The fact that it is in power again with the BJP should come as a dampener to its future prospects, given the anti-incumbency and other factors that are both racking and wrecking the ruling party. Somehow, though, the Sena has managed to keep its distance from those blunders, be it issues relating to farmers, including their suicides (which Uddhav Thackeray has been constantly needling the BJP about) and now this growing feeling of disquiet among common people at the continuing corruption in high places and its scale and ease.
It was not surprising then that the Shiv Sena should stall the signing of an MoU for the proposed west coast refinery at the Magnetic Maharashtra summit taking place in its backyard in Bandra. Of course, that was some tit-for-tat for not being invited to the event as also to the ground-breaking ceremony for the new airport at Navi Mumbai and that was a sore point of resentment. I am, however, surprised at how the BJP could play into the Sena’s hands on this one. Even if it was an inadvertent error, it only helps the Shiv Sena to play victim to the hilt. Victimhood has always been the Shiv Sena’s USP and here it has also helped it to seem more caring of people’s concerns.
Now, however, whatever it might say about Nirav Modi and the BJP, in Bal Thackeray’s time, there was much proximity between the Sena chief and jewellers. Thackeray had openly accompanied some members of his family to buy some jewellery at an upmarket store -- that itself was such an amazing thing for a politician of his stature to do that it caused a minor sensation. The Shiv Sena was in power in the state at the time and it was a risk Thackeray was taking to so openly associate with a jeweller. But clearly the stir was more about his unusual presence in such a store than anything that may have been bought or sold. However, that does make me wonder now if the Sena knows a lot more about the relationship between jewellers and political parties than we give them credit for.

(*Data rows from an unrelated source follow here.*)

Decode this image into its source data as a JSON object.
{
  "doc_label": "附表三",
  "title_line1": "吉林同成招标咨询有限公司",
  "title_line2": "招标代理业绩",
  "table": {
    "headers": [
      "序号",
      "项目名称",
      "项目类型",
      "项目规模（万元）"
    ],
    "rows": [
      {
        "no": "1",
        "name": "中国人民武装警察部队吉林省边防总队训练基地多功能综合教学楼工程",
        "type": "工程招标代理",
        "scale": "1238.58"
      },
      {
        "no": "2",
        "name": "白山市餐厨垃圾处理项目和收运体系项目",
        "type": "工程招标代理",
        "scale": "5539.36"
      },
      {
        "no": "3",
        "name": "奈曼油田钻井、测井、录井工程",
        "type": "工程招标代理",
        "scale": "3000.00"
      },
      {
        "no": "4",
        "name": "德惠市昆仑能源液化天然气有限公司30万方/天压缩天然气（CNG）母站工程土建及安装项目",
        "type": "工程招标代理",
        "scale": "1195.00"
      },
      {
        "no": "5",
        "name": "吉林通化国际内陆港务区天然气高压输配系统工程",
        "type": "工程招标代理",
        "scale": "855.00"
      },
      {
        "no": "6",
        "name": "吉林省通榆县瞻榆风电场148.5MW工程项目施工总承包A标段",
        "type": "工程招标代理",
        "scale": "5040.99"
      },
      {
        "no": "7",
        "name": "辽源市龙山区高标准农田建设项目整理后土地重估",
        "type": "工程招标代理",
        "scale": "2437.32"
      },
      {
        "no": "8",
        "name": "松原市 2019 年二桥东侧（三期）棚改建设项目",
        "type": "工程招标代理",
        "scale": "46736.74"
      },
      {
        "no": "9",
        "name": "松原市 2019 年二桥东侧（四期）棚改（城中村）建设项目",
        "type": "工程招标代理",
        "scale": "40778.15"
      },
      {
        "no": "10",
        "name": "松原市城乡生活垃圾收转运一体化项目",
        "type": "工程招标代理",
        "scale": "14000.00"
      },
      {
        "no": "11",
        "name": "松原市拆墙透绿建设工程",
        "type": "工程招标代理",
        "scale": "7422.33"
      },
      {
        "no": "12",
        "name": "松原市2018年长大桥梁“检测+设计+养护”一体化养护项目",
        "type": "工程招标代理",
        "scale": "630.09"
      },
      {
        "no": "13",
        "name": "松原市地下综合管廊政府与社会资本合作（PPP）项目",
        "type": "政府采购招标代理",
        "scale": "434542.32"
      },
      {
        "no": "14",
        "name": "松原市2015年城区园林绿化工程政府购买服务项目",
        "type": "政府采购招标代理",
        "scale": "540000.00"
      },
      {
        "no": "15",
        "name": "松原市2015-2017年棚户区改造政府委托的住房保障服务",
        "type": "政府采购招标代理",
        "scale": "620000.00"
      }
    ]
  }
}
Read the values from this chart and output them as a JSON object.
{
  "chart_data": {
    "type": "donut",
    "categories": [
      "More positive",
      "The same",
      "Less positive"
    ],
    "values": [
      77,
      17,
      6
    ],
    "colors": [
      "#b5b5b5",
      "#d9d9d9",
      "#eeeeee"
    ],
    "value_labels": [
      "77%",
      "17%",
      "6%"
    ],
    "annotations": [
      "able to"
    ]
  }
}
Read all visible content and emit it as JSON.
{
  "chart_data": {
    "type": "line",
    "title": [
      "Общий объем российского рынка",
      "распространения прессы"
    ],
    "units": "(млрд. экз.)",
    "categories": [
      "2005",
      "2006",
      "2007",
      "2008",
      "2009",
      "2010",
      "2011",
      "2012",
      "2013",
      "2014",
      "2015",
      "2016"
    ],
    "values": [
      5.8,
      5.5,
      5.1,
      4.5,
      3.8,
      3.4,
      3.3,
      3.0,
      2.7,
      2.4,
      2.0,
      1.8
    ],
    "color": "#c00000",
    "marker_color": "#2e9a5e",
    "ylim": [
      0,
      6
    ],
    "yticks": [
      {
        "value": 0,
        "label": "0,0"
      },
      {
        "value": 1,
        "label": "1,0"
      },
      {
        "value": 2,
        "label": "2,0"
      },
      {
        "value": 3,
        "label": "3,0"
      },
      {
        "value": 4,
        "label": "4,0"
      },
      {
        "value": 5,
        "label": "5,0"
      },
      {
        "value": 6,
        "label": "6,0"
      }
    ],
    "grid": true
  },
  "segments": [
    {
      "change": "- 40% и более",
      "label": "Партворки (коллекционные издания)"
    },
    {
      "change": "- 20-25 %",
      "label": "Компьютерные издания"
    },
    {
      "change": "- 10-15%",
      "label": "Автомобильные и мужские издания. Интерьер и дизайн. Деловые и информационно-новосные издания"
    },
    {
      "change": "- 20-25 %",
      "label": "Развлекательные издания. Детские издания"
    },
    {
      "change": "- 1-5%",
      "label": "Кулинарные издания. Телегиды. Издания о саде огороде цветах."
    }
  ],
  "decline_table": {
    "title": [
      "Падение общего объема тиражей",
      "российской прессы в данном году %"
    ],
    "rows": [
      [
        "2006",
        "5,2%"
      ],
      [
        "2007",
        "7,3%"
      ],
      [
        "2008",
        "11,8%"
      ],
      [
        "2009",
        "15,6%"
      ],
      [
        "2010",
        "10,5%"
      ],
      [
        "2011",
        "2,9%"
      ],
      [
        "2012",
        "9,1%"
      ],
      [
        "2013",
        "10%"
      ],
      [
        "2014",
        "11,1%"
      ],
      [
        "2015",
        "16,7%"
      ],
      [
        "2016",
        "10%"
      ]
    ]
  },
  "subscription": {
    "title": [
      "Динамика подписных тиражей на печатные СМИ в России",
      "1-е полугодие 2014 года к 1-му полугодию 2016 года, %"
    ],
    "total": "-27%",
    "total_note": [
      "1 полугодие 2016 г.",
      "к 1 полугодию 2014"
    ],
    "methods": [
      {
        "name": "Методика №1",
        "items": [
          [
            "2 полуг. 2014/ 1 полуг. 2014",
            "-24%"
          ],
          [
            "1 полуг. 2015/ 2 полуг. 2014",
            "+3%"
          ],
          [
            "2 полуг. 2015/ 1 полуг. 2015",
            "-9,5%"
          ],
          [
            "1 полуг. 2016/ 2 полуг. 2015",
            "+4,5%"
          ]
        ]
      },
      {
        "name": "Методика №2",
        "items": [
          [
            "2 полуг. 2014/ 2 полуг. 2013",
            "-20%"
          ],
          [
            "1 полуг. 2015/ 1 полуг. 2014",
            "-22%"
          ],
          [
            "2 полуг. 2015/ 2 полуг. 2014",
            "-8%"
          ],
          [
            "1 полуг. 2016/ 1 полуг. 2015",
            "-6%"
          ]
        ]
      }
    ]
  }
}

Strangely, the Shiv Sena has been able to be both discreet and open about such relationships. Even then Thackeray had dismissed his store visit as a family shopping spree with nothing to hide (though we never got to know what was bought or sold and at what cost). That kind of chutzpah is missing from today’s politicians. The BJP could perhaps borrow a bit of that from the Shiv Sena, today the only party which knows how to have its cake and eat it too!